In terms of the Act, the company justified its collection of personal medical information on the grounds that (1) the purposes are identified both in its short-term disability policy and on its medical report form; (2) the collection is limited to what is necessary for the identified purposes; (3) the information is not used or disclosed for purposes other than those for which it has been collected; and (4) the collection is done with the knowledge and consent of the employee, since the medical form contains a consent statement and is signed by the employee.
Issued July 11, 2003
Jurisdiction: As of January 1, 2001, the Act applies to any federal work, undertaking, or business. The Commissioner had jurisdiction in this case because the telecommunications company is a federal work, undertaking, or business as defined in the Act.
Application: Principle 4.4 states that the collection of personal information must be limited to that which is necessary for the purposes identified by the organization. Principle 4.3 states that the knowledge and consent of the individual are required for the collection, use, or disclosure of personal information, except where inappropriate. Section 7(3)(i) is an exemption provision stating that an organization may disclose personal information without the knowledge and consent of the individual if the disclosure is required by law.
In the matter of the collection complaint, the Commissioner determined that it was for reasonable and legitimate purposes that the company collected personal medical information, including specific diagnoses of disablement, from employees in relation to their sick leave. He also determined that the company did appropriately identify those purposes to the individual, that the personal information collected was no more than was necessary for the fulfilment of the purposes, and that the individual's consent to the collection was duly obtained.
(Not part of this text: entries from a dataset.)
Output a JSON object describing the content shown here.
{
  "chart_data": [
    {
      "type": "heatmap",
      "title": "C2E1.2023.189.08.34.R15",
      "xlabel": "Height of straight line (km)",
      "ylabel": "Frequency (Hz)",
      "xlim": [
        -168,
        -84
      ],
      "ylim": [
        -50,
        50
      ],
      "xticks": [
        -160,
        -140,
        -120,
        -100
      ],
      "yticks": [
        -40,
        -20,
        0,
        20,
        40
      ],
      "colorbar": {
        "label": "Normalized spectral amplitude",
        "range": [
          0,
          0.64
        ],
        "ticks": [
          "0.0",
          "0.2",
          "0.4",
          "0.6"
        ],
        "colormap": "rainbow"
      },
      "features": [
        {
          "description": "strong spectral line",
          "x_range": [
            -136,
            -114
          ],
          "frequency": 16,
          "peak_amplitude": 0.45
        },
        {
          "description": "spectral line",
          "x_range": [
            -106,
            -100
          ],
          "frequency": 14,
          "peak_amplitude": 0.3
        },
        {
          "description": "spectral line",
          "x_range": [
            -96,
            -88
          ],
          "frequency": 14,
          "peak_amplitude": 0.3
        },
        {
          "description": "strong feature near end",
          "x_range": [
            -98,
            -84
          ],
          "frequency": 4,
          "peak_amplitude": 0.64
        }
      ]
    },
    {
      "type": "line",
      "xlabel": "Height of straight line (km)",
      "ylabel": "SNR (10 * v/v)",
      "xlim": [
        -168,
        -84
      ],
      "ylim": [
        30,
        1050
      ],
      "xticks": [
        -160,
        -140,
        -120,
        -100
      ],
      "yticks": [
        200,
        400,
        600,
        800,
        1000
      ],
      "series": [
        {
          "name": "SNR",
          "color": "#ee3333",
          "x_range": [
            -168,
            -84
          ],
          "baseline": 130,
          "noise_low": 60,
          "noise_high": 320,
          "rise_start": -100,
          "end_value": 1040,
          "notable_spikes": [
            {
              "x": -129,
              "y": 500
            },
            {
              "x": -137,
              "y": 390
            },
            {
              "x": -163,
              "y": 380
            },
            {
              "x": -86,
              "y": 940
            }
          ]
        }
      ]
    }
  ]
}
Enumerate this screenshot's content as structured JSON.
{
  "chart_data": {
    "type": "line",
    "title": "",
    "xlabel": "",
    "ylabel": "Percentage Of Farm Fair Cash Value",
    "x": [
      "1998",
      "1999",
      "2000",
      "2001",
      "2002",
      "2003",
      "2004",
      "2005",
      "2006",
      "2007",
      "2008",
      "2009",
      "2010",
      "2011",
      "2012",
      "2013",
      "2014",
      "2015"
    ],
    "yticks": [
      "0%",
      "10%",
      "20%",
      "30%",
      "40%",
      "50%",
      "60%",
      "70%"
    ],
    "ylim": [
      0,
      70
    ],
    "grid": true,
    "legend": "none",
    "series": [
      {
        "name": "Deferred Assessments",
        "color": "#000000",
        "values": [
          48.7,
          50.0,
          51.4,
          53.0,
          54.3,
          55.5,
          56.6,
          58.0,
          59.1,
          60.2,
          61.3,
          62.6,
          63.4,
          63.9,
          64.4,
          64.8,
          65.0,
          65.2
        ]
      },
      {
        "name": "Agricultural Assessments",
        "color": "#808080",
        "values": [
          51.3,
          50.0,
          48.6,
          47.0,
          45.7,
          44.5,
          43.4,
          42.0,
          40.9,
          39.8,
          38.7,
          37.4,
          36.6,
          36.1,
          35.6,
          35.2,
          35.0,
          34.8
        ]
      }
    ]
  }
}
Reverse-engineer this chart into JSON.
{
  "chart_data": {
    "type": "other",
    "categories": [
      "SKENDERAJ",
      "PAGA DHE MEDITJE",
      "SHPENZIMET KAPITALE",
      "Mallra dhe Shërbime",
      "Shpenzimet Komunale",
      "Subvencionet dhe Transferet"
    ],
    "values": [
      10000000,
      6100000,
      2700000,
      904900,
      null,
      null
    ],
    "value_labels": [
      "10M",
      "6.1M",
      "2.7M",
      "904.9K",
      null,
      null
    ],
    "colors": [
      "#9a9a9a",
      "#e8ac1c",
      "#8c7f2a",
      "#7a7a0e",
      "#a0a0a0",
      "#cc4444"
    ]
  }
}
He found therefore that the company was in compliance with Principle 4.4.
In the matter of the disclosure complaint, the Commissioner determined that the company had disclosed information about the complainant to the provincial WCB without her knowledge and consent. However, he also determined that the disclosures in question had been required by legislation, in that they were pursuant to the company's obligation to respond to inquiries authorized under the province's Workers' Compensation Act. He was satisfied therefore that the company had been exempt in the circumstances, by virtue of section 7(3)(i), from the requirement under Principle 4.3 to have the complainant's consent to the disclosures.
The Commissioner concluded that the complaints were not well-founded.
In the course of the investigation, it came to light that, even though the company's human resources staff were bound by a confidentiality agreement, the company did not otherwise have in place any policy, procedures, guidelines, or staff training materials specifically relating to the handling of employee information. The Commissioner found this omission to be significant, in that under Principle 4.1 (Accountability) of Schedule 1, an organization is responsible for all personal information under its control - that is, not only the information of clients, but also that of employees.
He therefore recommended that the company take steps, in accordance with Principle 4.1.4, to implement appropriate policies and practices specific to the handling of the personal information of company employees.